KaiTheHomoSapien wrote: ↑07 Aug 2021 19:13Do most of you prefer using <k> as opposed to <c> to represent the /k/ sound in your languages?
Depends on the aesthetic. Usually I use <k> because it just feels more natural, being Finnish, and because it's the one used more in most of the languages I'm into.
Also, I can't help but think of /s/, /t͡ʃ/ or /t͡s/ if I see <c> before front vowels, the specific one of those three being determined by which language the overall vibe of the orthography feels like haha. I agree with Pabappa that <c> also feels Celtic, but more like Romance or just straight-up Latin if the orthography has more of that vibe.
Even with Latin, though, I just think the classical pronunciation sounds weird because I was first exposed to <c> in English and tried to learn Spanish and French in my teens and early twenties, so... uh.
And yeah, my first conlang was also a romlang so that further solidified the idea that <c> must have different pronunciations before back and front vowels even in conlangs.
It was a terrifyingly bad romlang, I realised that very early on, but a part of me wants to look at my notes and start working on it again just for the cringe... but I might have a cringe attack if I tried. Well, not that technically <k> doesn't have "different pronunciations before back and front vowels" even in Finnish, since it is more back before /o/ especially and more front before /i/ especially, but... I mean, it's literally like [k] and [k̟] or maybe [k̠] and [k̟ʲ] at the absolute extremes (I know I occasionally back /k/ a little tbh, but it's inconsistent and only if I'm talking fast and/or really relaxed I think) and no one could ever suggest that they're anything other than the same phoneme /k/.

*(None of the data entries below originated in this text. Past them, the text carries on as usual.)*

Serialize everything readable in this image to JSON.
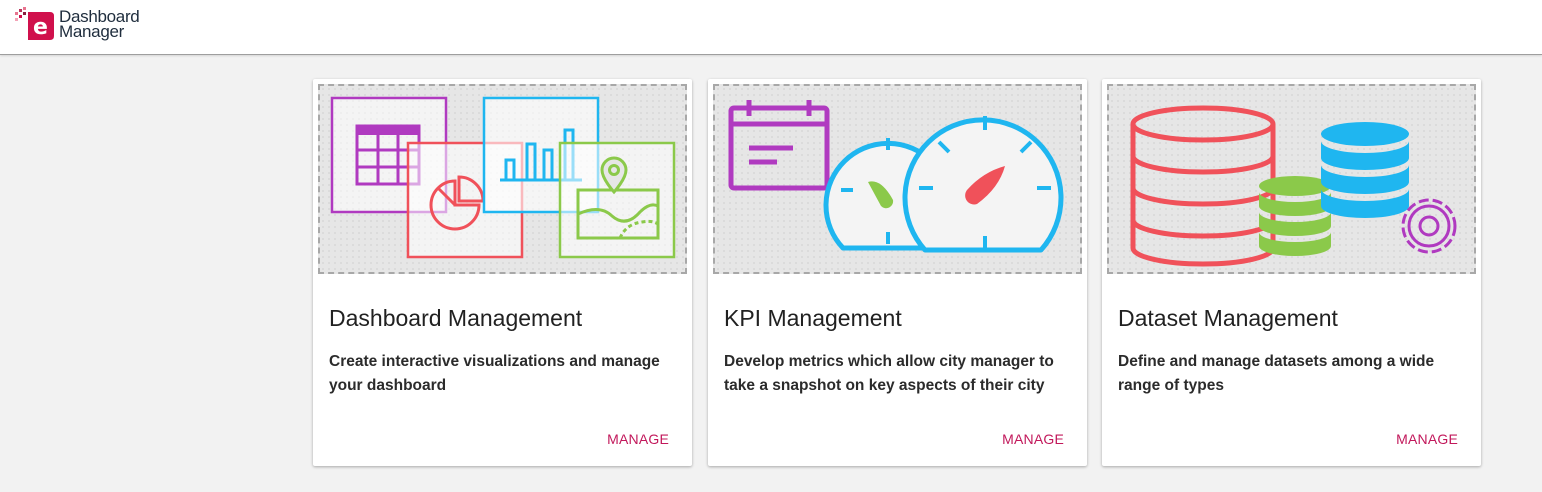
{
  "header": {
    "logo_line1": "Dashboard",
    "logo_line2": "Manager"
  },
  "cards": [
    {
      "title": "Dashboard Management",
      "description": "Create interactive visualizations and manage your dashboard",
      "action": "MANAGE",
      "illustration": "dashboard-collage-icon"
    },
    {
      "title": "KPI Management",
      "description": "Develop metrics which allow city manager to take a snapshot on key aspects of their city",
      "action": "MANAGE",
      "illustration": "gauges-calendar-icon"
    },
    {
      "title": "Dataset Management",
      "description": "Define and manage datasets among a wide range of types",
      "action": "MANAGE",
      "illustration": "database-stack-icon"
    }
  ],
  "colors": {
    "brand": "#d0104c",
    "action": "#c2185b",
    "purple": "#b03ac0",
    "red": "#f0515a",
    "blue": "#1fb6f0",
    "green": "#8bc94a"
  }
}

Also, like Sal said about it being perceived as "civilised", to me it can have that snobby elitist "high class" vibe but it really depends on the rest of the orthography. This wasn't something I thought about consciously until an absolutely braindead white supremacist user on a certain site claimed that "white languages use C and non-white languages use K", like wtf???? Even all the Germanic languages use <k>, like... bruh. He was Portuguese (or maybe Brazilian), so at least it wasn't like his own native language used <k>, but it was still an absolutely shocking level of ignorance and idiocy
(it was also one of the countless things that really hammered it home how insane the alt-right is, making it easier for me get out of that rabbit hole before falling in too deep). That made me realise it was something I'd heard Latin geeks say in less explicit terms, although I'm not sure if they'd meant it in a racist way. Still, the kind of elitist attitude like "C is more sophisticated than K" seems pretty common among people who're obsessed with Latin... not people who're just learning Latin, but the kind of Latin geeks that think it's in every way the best language in the world and have long rambly debates about how to pronounce it in the most authentic classical way that delve into borderline spirituality, you know?
So, it really depends on the vibe of the language. If it's a romlang or celtlang, then <c> makes perfect sense. Same if conically its orthography was devised by missionaries or something or they wanted to emulate a European vibe or whatever.
Pabappa wrote: ↑07 Aug 2021 20:10then later for the glottal stop (it sort of looks like ʔ, albeit backwards)
I've also occasionally used <c> for /ʔ/ because it looks similar to Arabic ء, or for /ʕ/ because it looks kinda similar to Arabic ع (which may be why that's what <c> is used for in Somali?), or vice versa, then using <ɔ> for the other sound if it had both. Not in any conlang I've gotten to a point where it was worth posting anywhere AFAICR, though...
Using <c> for /d͡ʒ/, like in Turkish, is something that would make me cringe outside Turkish or languages whose orthography is directly influenced by that of Turkish, though.
The absolute worst sound to use <c> for, though, would be /p/. Like, that just wouldn't make any sense.